I’m still catching up on all the Lyft controversy, including the bit about the “request a ride” button being completely busted. There’s some audio I need to transcribe for my response, but this should be done in a few days. Basics of wCAG apparently too much for some advocates.
Current status: Sitting on the couch waiting for the extra Allegra to kick in because fuck hay fever. Bright side: It’s not 198000 degrees. We’ve had all the windows open for weeks now and it’s excellent.
This essay closely examines the effect on free-expression rights when platforms such as Facebook or YouTube silence their users’ speech. The first part describes the often messy blend of government and private power behind many content removals, and discusses how the combination undermines users’ rights to challenge state action. The second part explores the legal minefield for users—or potentially, legislators—claiming a right to speak on major platforms. The essay contends that questions of state and private power are deeply intertwined. To understand and protect internet users’ rights, we must understand and engage with both.
This essay from the Hoover Institute is worth a read for anyone discussing either online speech in general or the embarrassingly wrong pieces on Sec. 230 which have appeared in both Vox and the Washington Post in the last few days.
Click here to read the full version in as accessible a format as possible without having to download the document yourself and tag it.
Everybody is swooning over Google’s upcoming automated captions, except zero of the people who actually need them. I have to wondere how it is that as an industry we manage to convince ourselves that we’ve collaborated with people with disabilities on all this amazing new accessibility tech that helps us avoid the obvious solution: Do it right in the first place. I’m sure there were messages across email lists, or surveys, or whatever, with asks for testers, ETC. But the deaf community has been saying for years that automated captions aren’t an optimal solution, and it seems arrogant to me at worst and well-meaningly naive at best that all that advice about automated captions would be ignored for the sake of Google’s business goals. We know what accessibility advancements look like, because people with disabilities have been telling us what they need, for years.

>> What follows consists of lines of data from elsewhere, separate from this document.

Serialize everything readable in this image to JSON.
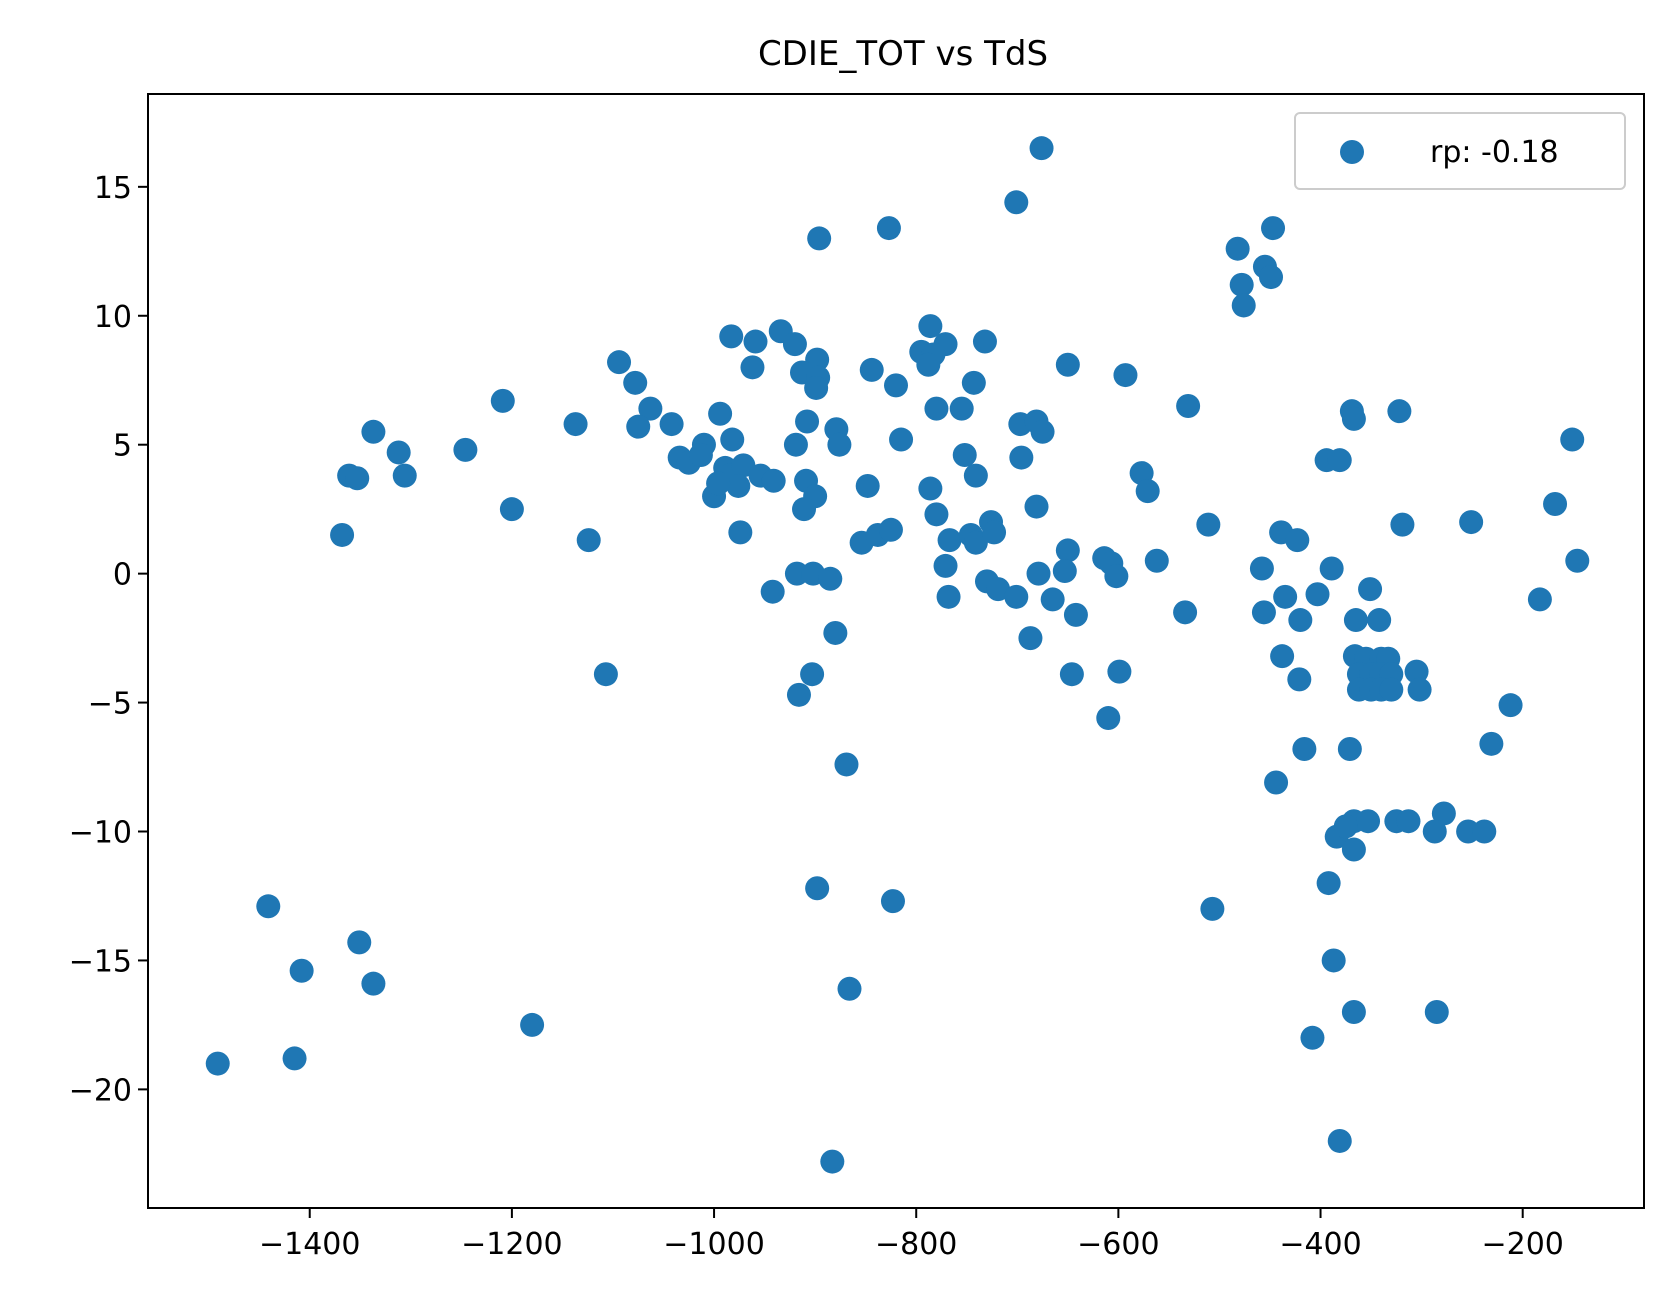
{
  "chart_data": {
    "type": "scatter",
    "title": "CDIE_TOT vs TdS",
    "xlabel": "",
    "ylabel": "",
    "xlim": [
      -1560,
      -80
    ],
    "ylim": [
      -24.6,
      18.6
    ],
    "xticks": [
      -1400,
      -1200,
      -1000,
      -800,
      -600,
      -400,
      -200
    ],
    "yticks": [
      -20,
      -15,
      -10,
      -5,
      0,
      5,
      10,
      15
    ],
    "xtick_labels": [
      "−1400",
      "−1200",
      "−1000",
      "−800",
      "−600",
      "−400",
      "−200"
    ],
    "ytick_labels": [
      "−20",
      "−15",
      "−10",
      "−5",
      "0",
      "5",
      "10",
      "15"
    ],
    "grid": false,
    "legend_position": "top-right",
    "series": [
      {
        "name": "rp: -0.18",
        "color": "#1f77b4",
        "points": [
          [
            -676,
            16.5
          ],
          [
            -701,
            14.4
          ],
          [
            -896,
            13.0
          ],
          [
            -827,
            13.4
          ],
          [
            -447,
            13.4
          ],
          [
            -482,
            12.6
          ],
          [
            -455,
            11.9
          ],
          [
            -478,
            11.2
          ],
          [
            -449,
            11.5
          ],
          [
            -476,
            10.4
          ],
          [
            -786,
            9.6
          ],
          [
            -983,
            9.2
          ],
          [
            -959,
            9.0
          ],
          [
            -934,
            9.4
          ],
          [
            -920,
            8.9
          ],
          [
            -732,
            9.0
          ],
          [
            -771,
            8.9
          ],
          [
            -795,
            8.6
          ],
          [
            -783,
            8.5
          ],
          [
            -788,
            8.1
          ],
          [
            -1094,
            8.2
          ],
          [
            -962,
            8.0
          ],
          [
            -898,
            8.3
          ],
          [
            -913,
            7.8
          ],
          [
            -897,
            7.6
          ],
          [
            -650,
            8.1
          ],
          [
            -593,
            7.7
          ],
          [
            -1078,
            7.4
          ],
          [
            -899,
            7.2
          ],
          [
            -844,
            7.9
          ],
          [
            -820,
            7.3
          ],
          [
            -743,
            7.4
          ],
          [
            -1209,
            6.7
          ],
          [
            -1063,
            6.4
          ],
          [
            -994,
            6.2
          ],
          [
            -780,
            6.4
          ],
          [
            -755,
            6.4
          ],
          [
            -531,
            6.5
          ],
          [
            -369,
            6.3
          ],
          [
            -322,
            6.3
          ],
          [
            -1337,
            5.5
          ],
          [
            -1312,
            4.7
          ],
          [
            -1246,
            4.8
          ],
          [
            -1137,
            5.8
          ],
          [
            -1075,
            5.7
          ],
          [
            -1042,
            5.8
          ],
          [
            -1010,
            5.0
          ],
          [
            -982,
            5.2
          ],
          [
            -908,
            5.9
          ],
          [
            -879,
            5.6
          ],
          [
            -876,
            5.0
          ],
          [
            -919,
            5.0
          ],
          [
            -815,
            5.2
          ],
          [
            -697,
            5.8
          ],
          [
            -681,
            5.9
          ],
          [
            -675,
            5.5
          ],
          [
            -367,
            6.0
          ],
          [
            -151,
            5.2
          ],
          [
            -1361,
            3.8
          ],
          [
            -1353,
            3.7
          ],
          [
            -1306,
            3.8
          ],
          [
            -1034,
            4.5
          ],
          [
            -1025,
            4.3
          ],
          [
            -1013,
            4.6
          ],
          [
            -989,
            4.1
          ],
          [
            -985,
            3.8
          ],
          [
            -971,
            4.2
          ],
          [
            -976,
            3.4
          ],
          [
            -954,
            3.8
          ],
          [
            -941,
            3.6
          ],
          [
            -909,
            3.6
          ],
          [
            -900,
            3.0
          ],
          [
            -1000,
            3.0
          ],
          [
            -996,
            3.5
          ],
          [
            -848,
            3.4
          ],
          [
            -786,
            3.3
          ],
          [
            -780,
            2.3
          ],
          [
            -752,
            4.6
          ],
          [
            -741,
            3.8
          ],
          [
            -696,
            4.5
          ],
          [
            -681,
            2.6
          ],
          [
            -577,
            3.9
          ],
          [
            -571,
            3.2
          ],
          [
            -394,
            4.4
          ],
          [
            -381,
            4.4
          ],
          [
            -168,
            2.7
          ],
          [
            -1368,
            1.5
          ],
          [
            -1200,
            2.5
          ],
          [
            -1124,
            1.3
          ],
          [
            -974,
            1.6
          ],
          [
            -911,
            2.5
          ],
          [
            -854,
            1.2
          ],
          [
            -838,
            1.5
          ],
          [
            -825,
            1.7
          ],
          [
            -767,
            1.3
          ],
          [
            -746,
            1.5
          ],
          [
            -741,
            1.2
          ],
          [
            -726,
            2.0
          ],
          [
            -723,
            1.6
          ],
          [
            -650,
            0.9
          ],
          [
            -614,
            0.6
          ],
          [
            -607,
            0.4
          ],
          [
            -562,
            0.5
          ],
          [
            -511,
            1.9
          ],
          [
            -439,
            1.6
          ],
          [
            -423,
            1.3
          ],
          [
            -319,
            1.9
          ],
          [
            -251,
            2.0
          ],
          [
            -146,
            0.5
          ],
          [
            -918,
            0.0
          ],
          [
            -902,
            0.0
          ],
          [
            -885,
            -0.2
          ],
          [
            -942,
            -0.7
          ],
          [
            -771,
            0.3
          ],
          [
            -730,
            -0.3
          ],
          [
            -719,
            -0.6
          ],
          [
            -701,
            -0.9
          ],
          [
            -679,
            0.0
          ],
          [
            -665,
            -1.0
          ],
          [
            -653,
            0.1
          ],
          [
            -642,
            -1.6
          ],
          [
            -602,
            -0.1
          ],
          [
            -458,
            0.2
          ],
          [
            -435,
            -0.9
          ],
          [
            -403,
            -0.8
          ],
          [
            -389,
            0.2
          ],
          [
            -351,
            -0.6
          ],
          [
            -768,
            -0.9
          ],
          [
            -534,
            -1.5
          ],
          [
            -456,
            -1.5
          ],
          [
            -420,
            -1.8
          ],
          [
            -365,
            -1.8
          ],
          [
            -342,
            -1.8
          ],
          [
            -183,
            -1.0
          ],
          [
            -880,
            -2.3
          ],
          [
            -687,
            -2.5
          ],
          [
            -1107,
            -3.9
          ],
          [
            -903,
            -3.9
          ],
          [
            -916,
            -4.7
          ],
          [
            -646,
            -3.9
          ],
          [
            -599,
            -3.8
          ],
          [
            -438,
            -3.2
          ],
          [
            -421,
            -4.1
          ],
          [
            -366,
            -3.2
          ],
          [
            -355,
            -3.3
          ],
          [
            -340,
            -3.3
          ],
          [
            -333,
            -3.3
          ],
          [
            -362,
            -3.9
          ],
          [
            -350,
            -3.9
          ],
          [
            -340,
            -3.9
          ],
          [
            -330,
            -3.9
          ],
          [
            -362,
            -4.5
          ],
          [
            -350,
            -4.5
          ],
          [
            -340,
            -4.5
          ],
          [
            -330,
            -4.5
          ],
          [
            -305,
            -3.8
          ],
          [
            -302,
            -4.5
          ],
          [
            -610,
            -5.6
          ],
          [
            -212,
            -5.1
          ],
          [
            -416,
            -6.8
          ],
          [
            -371,
            -6.8
          ],
          [
            -231,
            -6.6
          ],
          [
            -869,
            -7.4
          ],
          [
            -444,
            -8.1
          ],
          [
            -278,
            -9.3
          ],
          [
            -367,
            -9.6
          ],
          [
            -353,
            -9.6
          ],
          [
            -325,
            -9.6
          ],
          [
            -313,
            -9.6
          ],
          [
            -384,
            -10.2
          ],
          [
            -375,
            -9.8
          ],
          [
            -287,
            -10.0
          ],
          [
            -254,
            -10.0
          ],
          [
            -238,
            -10.0
          ],
          [
            -367,
            -10.7
          ],
          [
            -1441,
            -12.9
          ],
          [
            -898,
            -12.2
          ],
          [
            -823,
            -12.7
          ],
          [
            -507,
            -13.0
          ],
          [
            -392,
            -12.0
          ],
          [
            -1351,
            -14.3
          ],
          [
            -1337,
            -15.9
          ],
          [
            -1408,
            -15.4
          ],
          [
            -1180,
            -17.5
          ],
          [
            -866,
            -16.1
          ],
          [
            -387,
            -15.0
          ],
          [
            -367,
            -17.0
          ],
          [
            -285,
            -17.0
          ],
          [
            -1491,
            -19.0
          ],
          [
            -1415,
            -18.8
          ],
          [
            -408,
            -18.0
          ],
          [
            -381,
            -22.0
          ],
          [
            -883,
            -22.8
          ]
        ]
      }
    ]
  }
}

Maybe one day as an industry we’ll actually start listening. I’m not holding my breath for the foreseeable future though.
Dear #1u #UberLyftStrike #UberShutDown I am totally on board with gig economy workers receiving just wages and all the benefits of employment, but these campaigns once again ignore the fact that, in a lot of locations, Uber and Lyft are the only sources of reliable transportation for people with disabilities who cannot drive and where public transportation is sorely lacking. People with disabilities cannot just take a day off work or cancel appointments for the sake of a boycott. Activism which mandates the participation of everyone without exception and without considering whether or not it is possible for everyone to participate fully is just as ableist as legislation which specifically targets people with disabilities, and just as in the legislation case, good intentions don’t mitigate the harm. And yes fellow liberals, I’m calling you on this, because theoretically at least, you’re supposed to know better. So, do better.